What is the pH before equivalence, after equivalence, and at equivalence?

First, let's define what we mean by equivalence. The equivalence point is when the moles of base (CH₃)₂NH, and acid, HNO3 are present in stoichiometric amounts.

(CH₃)₂NH + HNO₃ == (CH₃)₂NH₂⁺ + NO₃^- ... balanced equation

In the current problem we have ...

mols (CH₃)₂NH = 90.0 mls x 1 L / 1000 mls x 0.8055 mol / L = 0.072495 mols (CH₃)₂NH

At the equivalence point, you would have 0.072495 mols of HNO3 since they are 1:1 in stoichiometry

0.072495 mol HNO₃ x 1 L / 0.6459 mols = 0.1122 L = 112.2 mls

Total volume of reaction at the equivalence point = 90.0 ml + 112.2 mls = 202.2 mls = 0.2022 L

At this point, all of the (CH₃)₂NH has been converted to (CH₃)₂NH₂⁺ (which is the conjugate acid)

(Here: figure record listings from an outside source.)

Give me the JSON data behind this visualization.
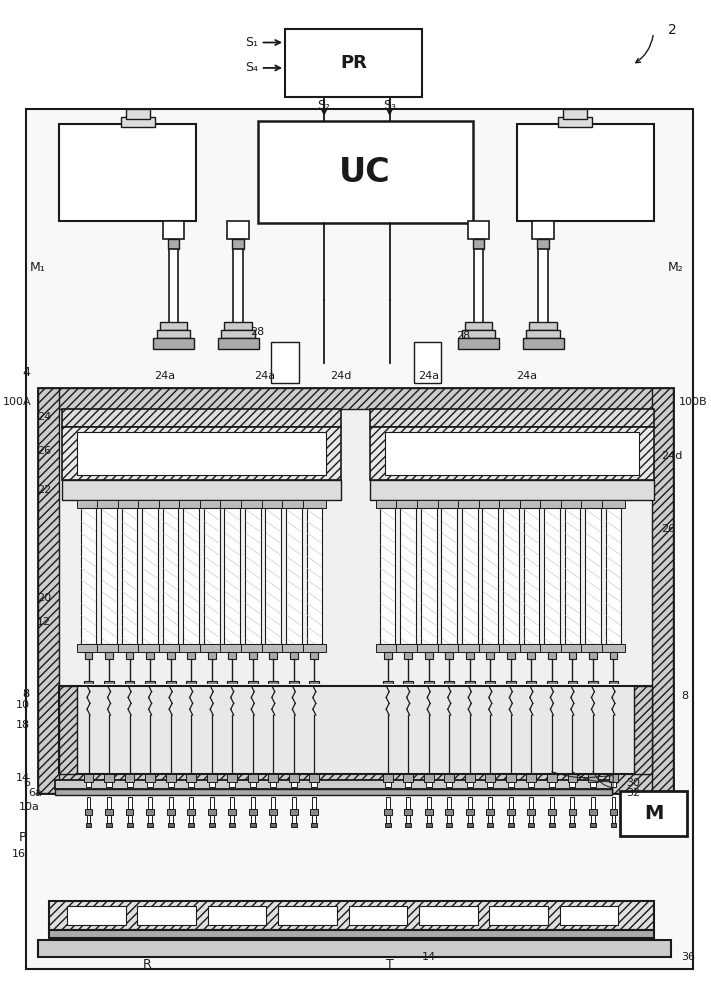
{
  "bg_color": "#ffffff",
  "lc": "#1a1a1a",
  "lc_gray": "#888888",
  "labels": {
    "PR": "PR",
    "UC": "UC",
    "M": "M",
    "S1": "S₁",
    "S4": "S₄",
    "S2": "S₂",
    "S3": "S₃",
    "M1": "M₁",
    "M2": "M₂",
    "n2": "2",
    "n4": "4",
    "n6": "6",
    "n6a": "6a",
    "n8": "8",
    "n10": "10",
    "n10a": "10a",
    "n12": "12",
    "n14": "14",
    "n16": "16",
    "n18": "18",
    "n20": "20",
    "n22": "22",
    "n24": "24",
    "n24a": "24a",
    "n24d": "24d",
    "n26": "26",
    "n28": "28",
    "n30": "30",
    "n32": "32",
    "n36": "36",
    "n100A": "100A",
    "n100B": "100B",
    "P": "P",
    "R": "R",
    "T": "T"
  }
}
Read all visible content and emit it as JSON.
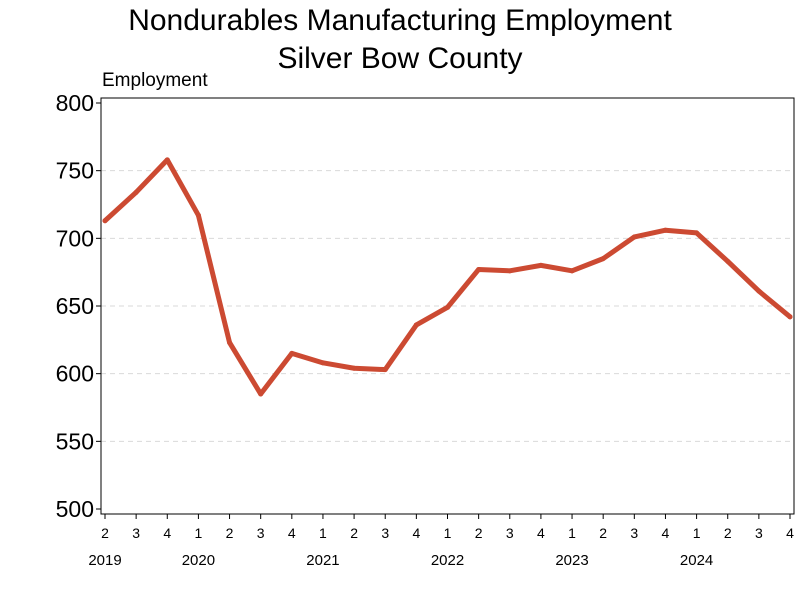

[(CH₃)₂NH₂⁺] = 0.072459 mols / 0.2022 L = 0.3584 M

To find pH, we must look at hydrolysis of (CH₃)₂NH₂⁺

(CH₃)₂NH₂⁺ + H₂O ==> H₃O⁺ + (CH₃)₂NH

Ka = [H₃O⁺][(CH₃)₂NH] / [(CH₃)₂NH₂⁺]

From pKb we can find Ka: pKb + pKa = 14 thus pKa = 10.73 and Ka = 1x10-^10.73 = 1.86x10^-11

1.86x10^-11 = (x)(x) / 0.3584-x (assume x is small and ignore it in denominator)

x² = 6.67x10^-12

x = 2.58x10^-6 = [H₃O⁺]

pH = -log 2.58x10^-6

pH = 5.59

The pH before equivalence and after equivalence will depend on how much before and after the equivalence point you are. Without knowing the moles of HNO3 added, we can't calculate the actual pH.